To enter public employment, in general, it is required to have some studies such as completed high school or incomplete higher education. People with low levels of education (incomplete secondary education) are self-employed in informal self-employment where income is low and intermittent precisely due to the stagnation and low productivity of the economy.

This is the group where social organizations recruit people to ask for assistance plans. In this way, these people develop informal employment and look for the assistance plan as a complement. Many times it is not the person himself who accesses the plan, but rather a member of his household who is generally an adult woman who is not working (that is, she does not work or look for work). This is how humble households combine income from informal employment with assistance plans. And they are surviving.

The State, in short, sees the need to maintain care plans and even multiply them in the face of the pressing social situation. The neuralgic point is that what causes the need to multiply assistance plans is the terrible intervention of the State itself.

The low productivity of the economy is what leads people to have to live on public employment (the most educated) or welfare plans (the least educated). The low productivity is due to the fact that the State does not create conditions for private investment, nor for the private sector to be more efficient.

The investment rate in the last decade of the Argentine economy was 16% of GDP. This is a very low rate that is barely enough to replace the capital consumed. To develop, an emerging country needs to invest at least at a rate of 25% of GDP per year and sustained over time.

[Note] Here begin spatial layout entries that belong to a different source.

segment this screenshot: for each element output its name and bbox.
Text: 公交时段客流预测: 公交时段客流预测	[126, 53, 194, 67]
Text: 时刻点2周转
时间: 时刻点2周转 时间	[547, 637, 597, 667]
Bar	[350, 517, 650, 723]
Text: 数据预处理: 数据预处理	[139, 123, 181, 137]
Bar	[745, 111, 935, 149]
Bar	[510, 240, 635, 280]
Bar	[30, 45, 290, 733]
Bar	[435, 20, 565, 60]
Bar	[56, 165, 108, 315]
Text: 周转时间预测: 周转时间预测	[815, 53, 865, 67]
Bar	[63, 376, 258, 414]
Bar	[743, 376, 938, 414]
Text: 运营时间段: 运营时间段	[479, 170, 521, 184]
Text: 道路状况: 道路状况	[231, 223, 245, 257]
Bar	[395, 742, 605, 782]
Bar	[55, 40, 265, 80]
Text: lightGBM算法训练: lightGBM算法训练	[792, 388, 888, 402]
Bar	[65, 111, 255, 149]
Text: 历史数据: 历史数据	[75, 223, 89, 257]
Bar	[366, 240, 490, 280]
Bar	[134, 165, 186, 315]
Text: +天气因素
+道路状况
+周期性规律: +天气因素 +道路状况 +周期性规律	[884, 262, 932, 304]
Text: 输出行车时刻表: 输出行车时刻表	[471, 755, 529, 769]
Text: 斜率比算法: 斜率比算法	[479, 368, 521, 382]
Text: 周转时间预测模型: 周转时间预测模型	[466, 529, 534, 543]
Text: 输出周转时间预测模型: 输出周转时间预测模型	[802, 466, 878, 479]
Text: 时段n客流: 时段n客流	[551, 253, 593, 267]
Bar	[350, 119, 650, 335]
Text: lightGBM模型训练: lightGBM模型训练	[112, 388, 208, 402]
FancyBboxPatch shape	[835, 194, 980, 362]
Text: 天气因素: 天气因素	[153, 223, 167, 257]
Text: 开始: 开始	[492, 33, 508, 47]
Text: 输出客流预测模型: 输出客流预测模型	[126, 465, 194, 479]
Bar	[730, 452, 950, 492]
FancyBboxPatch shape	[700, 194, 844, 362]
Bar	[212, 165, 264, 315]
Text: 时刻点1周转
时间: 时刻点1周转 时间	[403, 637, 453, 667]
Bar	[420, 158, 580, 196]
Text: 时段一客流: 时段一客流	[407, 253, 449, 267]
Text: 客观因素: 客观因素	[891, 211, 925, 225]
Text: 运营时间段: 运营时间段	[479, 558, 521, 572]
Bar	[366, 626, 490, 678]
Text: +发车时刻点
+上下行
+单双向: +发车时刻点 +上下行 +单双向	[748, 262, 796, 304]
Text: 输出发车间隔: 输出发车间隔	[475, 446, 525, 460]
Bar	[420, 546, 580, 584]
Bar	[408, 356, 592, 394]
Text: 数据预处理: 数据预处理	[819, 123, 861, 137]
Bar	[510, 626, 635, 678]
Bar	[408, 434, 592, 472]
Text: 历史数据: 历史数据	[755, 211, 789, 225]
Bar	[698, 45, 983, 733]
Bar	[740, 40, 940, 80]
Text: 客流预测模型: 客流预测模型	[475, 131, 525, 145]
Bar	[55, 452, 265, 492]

When one wonders why there are such low levels of investment, deficient State interventions appear. The tax structure is highly distorted by the accumulation of taxes from the three levels of the State (national, provincial and municipal) and is especially burdensome for productive investment. The level of public spending far exceeds what the State collects, so the chronic fiscal deficit generated a history of successive public debt defaults and a history of high inflation due to spurious monetary issuance. This led –in addition to the impoverishment of the population– to the absence of medium and long-term private credit for the productive sectors. Without a domestic market for private capital, Argentine savers have no choice but to invest in residential real estate developments (which do not improve productivity) or save abroad (where there are opportunities for productive investment and legal certainty).

Labor regulations are extremely old with a Labor Contract Law and sectoral collective agreements dating from the ’70s and ’80s and also very distorted by labor justice that is unpredictable. It is safe to say that currently labor regulations are useful only to union leaders and labor lawyers, because they do not provide anything positive for an employer, an entrepreneur and not even for workers, as evidenced by the fact that in the last decade there was no creation of formal salaried employment in private companies.

The increase in private investment and economic productivity depend decisively on investment in infrastructure. The conditions of the national and provincial routes are deplorable due to the lack of maintenance. The most important river channel, which is the Hidrovía, is lacking in maintenance and a prisoner of internal politics within the State. Commercial air flights are reduced by a protection policy for the state flag carrier that harms private commercial air investment. The electricity system is not in a position to support increased demand from the productive sectors due to lack of investment due to a policy of indiscriminate subsidies for electricity consumption. The Vaca Muerta basin, which knew how to generate euphoria and hope for its possible energy potential, is totally wasted because a decade has passed and there is still no gas pipeline that takes the gas to the productive sectors (there is the name of the gas pipeline: “Néstor Kirchner”; but not the pipeline).

In this framework of a State that collects very bad taxes and is chronically in deficit, that with its inflationary policies eliminated long-term private credit, that preserves atavistic labor rules and that only favors rent-seeking based on conflict and labor judiciality, without investment in productive infrastructure, for all this, it is not uncommon for the country to be in a sustained process of economic decline.

The fate of economic decline is none other than the impoverishment of the population. Here it appears then the principle of the “present State” giving public employment and assistance plans to combat poverty; poverty created by the deficient public interventions of the State.

For this reason, in order to get out of economic decline, the State must be redesigned so that it functions with political responsibility, economic rationality and technical professionalism. It is impossible for society if it does not have a balanced State that functions with reasonable levels of excellence in its management.

*Jorge Colina is the author of the book “A Vaccine against Decadence: Questioning Consensus on the Functioning of the Argentine Public Sector” together with Osvaldo Giordano and Carlos Seggiaro.